Bar Discipline article 616x372 px logo
Bar Discipline article 616×372 px logo (john rindo)

The Florida Supreme Court has disciplined 14 South Florida lawyers, including five who lost their law licenses.

The court granted requests by Angel Manuel Garcia and Michael J. Scaglione, both of Coral Gables, for disciplinary revocation, which is tantamount to disbarment. Both may seek readmission after five years.

A complaint against Garcia alleged he improperly funded transactions for condominium conversion projects.

Scaglione had several disciplinary actions pending including one stemming from a guilty plea in federal court to money laundering.

Mikel David Jones of Boynton Beach, a former Palm Beach County aide to U.S. Rep. Alcee Hastings, D-Miramar, was disbarred after he was convicted in the Eastern District of Pennsylvania of conspiracy, wire fraud, mail fraud and money laundering. He is due for release from federal prison in 2015.

Miroslaw Thomas Lobasz of Lake Worth was permanently disbarred after being disbarred in 2011 but continued to practice law.

Charles Louis Neustein of Miami Beach was granted disciplinary revocation with leave to seek readmission in five years. A complaint alleged misconduct involving dishonesty, deceit, fraud or misrepresentation.

SUSPENSIONS

Carl Andrew Borgan of Miami was suspended following an allegation he hid marital assets in his trust account. When a family court judge froze the account, he took no action to get his clients’ funds released, including one client who died before the full disbursement of her settlement funds. Borgan refused to assist in obtaining the release of the funds to her survivors. He also showed a pattern of obstructing the administration of justice.

Miriam Mendieta of Miami was suspended for 90 days. A supervising attorney at the defunct Law Offices of David J. Stern, she failed to exercise her authority to ensure the actions of her subordinates followed Bar rules. The foreclosure firm was implicated in the robo-signing scandal. Firm attorneys were accused of failing to appear in court for conferences and hearings, preparing poor mortgage foreclosure files and filing documents that were improperly notarized, witnessed or dated.

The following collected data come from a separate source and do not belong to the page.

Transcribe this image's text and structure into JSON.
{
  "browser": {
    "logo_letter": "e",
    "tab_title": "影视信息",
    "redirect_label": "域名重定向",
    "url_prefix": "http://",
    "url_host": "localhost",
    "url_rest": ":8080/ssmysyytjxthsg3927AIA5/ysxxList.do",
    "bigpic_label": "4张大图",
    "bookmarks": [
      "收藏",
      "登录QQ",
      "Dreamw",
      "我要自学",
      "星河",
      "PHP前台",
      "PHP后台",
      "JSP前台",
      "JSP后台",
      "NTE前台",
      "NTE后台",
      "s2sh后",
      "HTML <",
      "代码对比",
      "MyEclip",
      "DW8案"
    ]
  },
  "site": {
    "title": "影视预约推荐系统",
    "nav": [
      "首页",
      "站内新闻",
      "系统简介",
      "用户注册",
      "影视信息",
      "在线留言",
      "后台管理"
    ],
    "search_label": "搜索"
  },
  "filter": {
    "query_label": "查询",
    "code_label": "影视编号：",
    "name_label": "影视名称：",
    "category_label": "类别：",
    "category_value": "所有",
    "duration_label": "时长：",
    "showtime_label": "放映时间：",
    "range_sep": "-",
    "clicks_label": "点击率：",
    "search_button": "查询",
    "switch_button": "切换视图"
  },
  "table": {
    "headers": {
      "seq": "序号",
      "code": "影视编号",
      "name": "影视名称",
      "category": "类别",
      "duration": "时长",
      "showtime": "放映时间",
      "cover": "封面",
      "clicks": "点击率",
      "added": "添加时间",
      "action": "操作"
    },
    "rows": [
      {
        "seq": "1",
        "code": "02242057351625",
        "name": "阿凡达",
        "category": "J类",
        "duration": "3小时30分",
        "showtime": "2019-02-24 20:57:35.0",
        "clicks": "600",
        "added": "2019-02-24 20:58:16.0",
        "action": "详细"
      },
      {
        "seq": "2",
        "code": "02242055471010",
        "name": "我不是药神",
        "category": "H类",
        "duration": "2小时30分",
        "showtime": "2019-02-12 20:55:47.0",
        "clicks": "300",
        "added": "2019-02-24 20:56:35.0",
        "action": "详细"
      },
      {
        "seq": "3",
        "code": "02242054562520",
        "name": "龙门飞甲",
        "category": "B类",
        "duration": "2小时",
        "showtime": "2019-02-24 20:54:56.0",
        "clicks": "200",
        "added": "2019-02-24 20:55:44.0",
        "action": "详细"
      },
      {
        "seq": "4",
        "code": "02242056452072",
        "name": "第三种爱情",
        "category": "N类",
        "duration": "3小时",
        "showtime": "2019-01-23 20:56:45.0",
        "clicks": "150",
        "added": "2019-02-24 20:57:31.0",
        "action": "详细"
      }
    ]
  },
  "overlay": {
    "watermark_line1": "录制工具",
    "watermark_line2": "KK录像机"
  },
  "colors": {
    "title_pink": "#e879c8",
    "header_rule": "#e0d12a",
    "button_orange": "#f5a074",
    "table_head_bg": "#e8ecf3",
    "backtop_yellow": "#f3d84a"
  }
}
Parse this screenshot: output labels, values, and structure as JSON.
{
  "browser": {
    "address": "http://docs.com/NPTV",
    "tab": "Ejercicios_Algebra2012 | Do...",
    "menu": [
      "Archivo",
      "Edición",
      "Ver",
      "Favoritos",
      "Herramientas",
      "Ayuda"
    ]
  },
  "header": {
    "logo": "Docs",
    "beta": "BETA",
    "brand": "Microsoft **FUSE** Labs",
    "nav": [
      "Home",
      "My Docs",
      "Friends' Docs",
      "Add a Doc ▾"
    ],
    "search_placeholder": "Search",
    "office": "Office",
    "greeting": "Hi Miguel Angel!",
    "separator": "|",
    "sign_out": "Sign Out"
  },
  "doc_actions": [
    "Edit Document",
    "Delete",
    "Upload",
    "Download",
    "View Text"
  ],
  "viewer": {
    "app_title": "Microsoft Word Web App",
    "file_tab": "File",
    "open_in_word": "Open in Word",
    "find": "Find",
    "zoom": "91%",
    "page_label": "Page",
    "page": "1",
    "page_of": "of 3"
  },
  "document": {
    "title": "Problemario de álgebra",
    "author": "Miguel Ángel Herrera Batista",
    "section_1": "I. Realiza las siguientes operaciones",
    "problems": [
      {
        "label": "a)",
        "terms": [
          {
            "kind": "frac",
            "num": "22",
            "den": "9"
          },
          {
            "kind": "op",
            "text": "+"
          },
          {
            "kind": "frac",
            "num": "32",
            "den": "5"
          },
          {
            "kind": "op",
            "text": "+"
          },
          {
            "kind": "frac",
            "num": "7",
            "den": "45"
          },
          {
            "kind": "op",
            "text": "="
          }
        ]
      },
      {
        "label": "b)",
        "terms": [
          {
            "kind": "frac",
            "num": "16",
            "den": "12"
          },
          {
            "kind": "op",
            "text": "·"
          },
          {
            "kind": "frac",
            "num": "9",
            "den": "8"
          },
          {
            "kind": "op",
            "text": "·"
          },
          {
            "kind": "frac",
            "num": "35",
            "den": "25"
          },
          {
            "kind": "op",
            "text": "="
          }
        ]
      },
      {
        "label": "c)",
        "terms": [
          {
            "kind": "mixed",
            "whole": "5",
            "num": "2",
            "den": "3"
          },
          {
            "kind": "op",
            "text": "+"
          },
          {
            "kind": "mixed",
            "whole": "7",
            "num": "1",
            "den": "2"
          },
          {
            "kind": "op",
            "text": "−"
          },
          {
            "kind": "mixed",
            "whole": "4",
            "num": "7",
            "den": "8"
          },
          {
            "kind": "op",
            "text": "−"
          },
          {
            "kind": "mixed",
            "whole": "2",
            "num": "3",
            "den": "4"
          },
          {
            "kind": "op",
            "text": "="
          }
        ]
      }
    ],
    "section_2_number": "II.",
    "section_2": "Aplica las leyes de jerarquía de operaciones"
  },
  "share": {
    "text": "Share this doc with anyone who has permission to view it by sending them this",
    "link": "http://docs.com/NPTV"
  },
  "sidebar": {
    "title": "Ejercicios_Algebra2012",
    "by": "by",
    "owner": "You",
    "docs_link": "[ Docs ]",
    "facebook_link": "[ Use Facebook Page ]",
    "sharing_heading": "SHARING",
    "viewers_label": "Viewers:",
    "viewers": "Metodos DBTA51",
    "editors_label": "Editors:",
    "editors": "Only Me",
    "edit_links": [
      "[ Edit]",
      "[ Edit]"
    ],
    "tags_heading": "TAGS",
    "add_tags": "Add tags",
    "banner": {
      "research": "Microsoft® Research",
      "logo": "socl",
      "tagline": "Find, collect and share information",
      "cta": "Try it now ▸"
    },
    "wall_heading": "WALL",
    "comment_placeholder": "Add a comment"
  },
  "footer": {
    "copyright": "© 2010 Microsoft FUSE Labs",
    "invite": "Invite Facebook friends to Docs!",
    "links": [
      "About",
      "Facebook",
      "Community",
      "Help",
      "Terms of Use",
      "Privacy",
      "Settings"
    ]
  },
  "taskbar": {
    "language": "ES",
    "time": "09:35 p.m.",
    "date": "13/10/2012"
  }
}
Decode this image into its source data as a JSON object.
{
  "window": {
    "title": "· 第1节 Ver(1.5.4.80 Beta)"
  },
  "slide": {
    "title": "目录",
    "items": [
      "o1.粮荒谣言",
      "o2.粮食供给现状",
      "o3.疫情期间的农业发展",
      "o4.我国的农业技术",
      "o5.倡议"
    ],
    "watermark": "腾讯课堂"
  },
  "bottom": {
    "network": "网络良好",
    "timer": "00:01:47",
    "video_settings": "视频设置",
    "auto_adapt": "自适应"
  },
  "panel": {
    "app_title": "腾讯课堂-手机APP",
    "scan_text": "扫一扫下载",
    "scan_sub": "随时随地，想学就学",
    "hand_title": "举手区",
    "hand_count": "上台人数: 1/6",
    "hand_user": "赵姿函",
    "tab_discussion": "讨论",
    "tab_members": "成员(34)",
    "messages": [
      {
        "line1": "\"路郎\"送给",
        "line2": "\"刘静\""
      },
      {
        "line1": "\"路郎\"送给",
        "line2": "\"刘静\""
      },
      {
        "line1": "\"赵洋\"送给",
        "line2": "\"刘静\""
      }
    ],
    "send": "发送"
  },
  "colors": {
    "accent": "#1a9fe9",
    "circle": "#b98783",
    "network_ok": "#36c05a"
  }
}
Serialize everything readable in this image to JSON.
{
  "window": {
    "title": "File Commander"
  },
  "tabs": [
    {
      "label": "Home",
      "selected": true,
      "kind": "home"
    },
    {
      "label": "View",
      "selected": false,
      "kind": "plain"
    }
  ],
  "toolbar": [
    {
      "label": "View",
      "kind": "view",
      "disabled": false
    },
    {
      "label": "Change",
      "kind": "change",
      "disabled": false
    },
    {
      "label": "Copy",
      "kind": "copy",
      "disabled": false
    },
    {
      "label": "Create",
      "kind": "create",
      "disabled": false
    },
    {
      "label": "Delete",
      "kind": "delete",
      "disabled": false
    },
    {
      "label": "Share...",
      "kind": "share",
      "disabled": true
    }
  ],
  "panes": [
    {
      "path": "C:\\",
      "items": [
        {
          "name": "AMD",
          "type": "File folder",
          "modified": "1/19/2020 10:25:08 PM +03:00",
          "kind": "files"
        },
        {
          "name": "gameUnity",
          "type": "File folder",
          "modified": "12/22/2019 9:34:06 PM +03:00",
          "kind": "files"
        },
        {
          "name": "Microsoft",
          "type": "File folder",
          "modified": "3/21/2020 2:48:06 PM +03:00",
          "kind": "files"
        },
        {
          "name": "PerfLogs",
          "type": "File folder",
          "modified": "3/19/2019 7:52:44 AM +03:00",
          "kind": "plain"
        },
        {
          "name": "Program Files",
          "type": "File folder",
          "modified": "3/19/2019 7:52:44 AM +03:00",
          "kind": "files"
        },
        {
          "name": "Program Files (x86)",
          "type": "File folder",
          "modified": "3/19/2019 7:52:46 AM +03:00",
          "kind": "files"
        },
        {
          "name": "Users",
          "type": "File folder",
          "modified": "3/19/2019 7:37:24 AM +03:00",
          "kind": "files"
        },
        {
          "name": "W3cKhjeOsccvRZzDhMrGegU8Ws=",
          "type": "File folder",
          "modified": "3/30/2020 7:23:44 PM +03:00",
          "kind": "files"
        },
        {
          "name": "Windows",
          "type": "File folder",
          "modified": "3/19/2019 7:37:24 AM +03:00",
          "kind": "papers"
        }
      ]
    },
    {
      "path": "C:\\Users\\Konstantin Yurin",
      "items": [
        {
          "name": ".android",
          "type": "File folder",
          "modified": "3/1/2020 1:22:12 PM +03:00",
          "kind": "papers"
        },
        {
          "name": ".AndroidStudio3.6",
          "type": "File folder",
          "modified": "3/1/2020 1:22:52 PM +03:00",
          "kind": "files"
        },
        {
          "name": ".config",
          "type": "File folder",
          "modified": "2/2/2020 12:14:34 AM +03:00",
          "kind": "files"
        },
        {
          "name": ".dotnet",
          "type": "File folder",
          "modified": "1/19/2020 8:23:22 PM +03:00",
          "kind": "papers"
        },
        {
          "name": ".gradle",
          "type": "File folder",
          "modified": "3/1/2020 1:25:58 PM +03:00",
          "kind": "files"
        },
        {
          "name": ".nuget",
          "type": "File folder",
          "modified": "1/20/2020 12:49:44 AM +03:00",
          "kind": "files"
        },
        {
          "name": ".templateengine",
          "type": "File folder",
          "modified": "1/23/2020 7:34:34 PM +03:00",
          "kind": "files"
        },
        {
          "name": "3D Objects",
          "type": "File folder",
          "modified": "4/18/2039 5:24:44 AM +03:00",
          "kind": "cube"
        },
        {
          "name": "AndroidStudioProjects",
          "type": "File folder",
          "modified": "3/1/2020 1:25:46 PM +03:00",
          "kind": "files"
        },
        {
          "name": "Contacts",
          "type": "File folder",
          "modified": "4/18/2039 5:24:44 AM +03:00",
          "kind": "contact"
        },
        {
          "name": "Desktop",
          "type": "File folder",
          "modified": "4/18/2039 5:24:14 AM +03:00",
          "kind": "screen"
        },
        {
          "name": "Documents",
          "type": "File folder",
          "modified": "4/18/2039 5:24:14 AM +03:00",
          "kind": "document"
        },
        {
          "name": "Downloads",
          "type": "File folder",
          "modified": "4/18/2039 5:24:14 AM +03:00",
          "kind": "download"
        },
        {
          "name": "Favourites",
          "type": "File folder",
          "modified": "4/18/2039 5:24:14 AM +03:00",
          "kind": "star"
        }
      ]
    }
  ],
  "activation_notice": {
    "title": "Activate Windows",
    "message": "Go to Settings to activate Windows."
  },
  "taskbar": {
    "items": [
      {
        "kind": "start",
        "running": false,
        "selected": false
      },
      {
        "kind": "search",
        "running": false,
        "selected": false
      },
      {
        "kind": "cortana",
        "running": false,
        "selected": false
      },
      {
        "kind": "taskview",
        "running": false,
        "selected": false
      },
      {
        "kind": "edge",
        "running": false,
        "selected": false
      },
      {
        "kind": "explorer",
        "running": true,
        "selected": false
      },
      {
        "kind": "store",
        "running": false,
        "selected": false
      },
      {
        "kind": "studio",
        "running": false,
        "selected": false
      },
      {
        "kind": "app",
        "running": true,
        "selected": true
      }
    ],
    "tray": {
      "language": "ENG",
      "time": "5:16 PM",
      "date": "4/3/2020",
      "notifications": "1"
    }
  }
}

Richard Gregory Toledo of Miami was suspended for 91 days. He executed attorney fee affidavits in foreclosure cases for Stern’s law firm as an independent contractor. An unknown number of affidavits processed by him were not executed by him in the presence of a notary. He also executed affidavits without reviewing the pertinent files.

Jorge Luis Suarez of Coral Gables also was suspended for 91 days for his work at Stern’s firm. He executed attorney fee affidavits as an independent contractor starting in 1997. An unknown number of affidavits processed by Suarez from 2007 to 2010 were not executed by him in the presence of a notary. Suarez executed an expert affidavit without reviewing the pertinent file more than once.

PUBLIC REPRIMANDS

Five South Florida received public reprimands.

Bruce John Goldman of Coral Gables was placed on three years probation. An investigation of his trust account revealed commingling of personal and trust funds in excess of $200,000 in 2008. He also failed to maintain minimum trust accounting records for six years.

Andrew S. Goldwyn of Boca Raton was found in contempt for failing to respond to official Bar inquiries about a complaint in a timely manner.

Matthew Clark Kotzen of Hallandale Beach lacked diligence in reviewing the time entries submitted by lawyers in the firm’s client management system. A lawyer at the firm received payment for services not rendered.

Juan Carlos Martinez of Miami was ordered to pay restitution of $11,240 to a client. He had a conflict of interest by providing legal services to a client being sued by a former client.

Tomas A. Pila of Miami was ordered to pay restitution of $3,000 to a client. He was retained by a client to recover $60,000 lost as part of a mortgage investment. He failed to take significant action in the case and failed to stay in contact with his client. The client switched attorneys, and Pila took more than a month to hand over a copy of the file.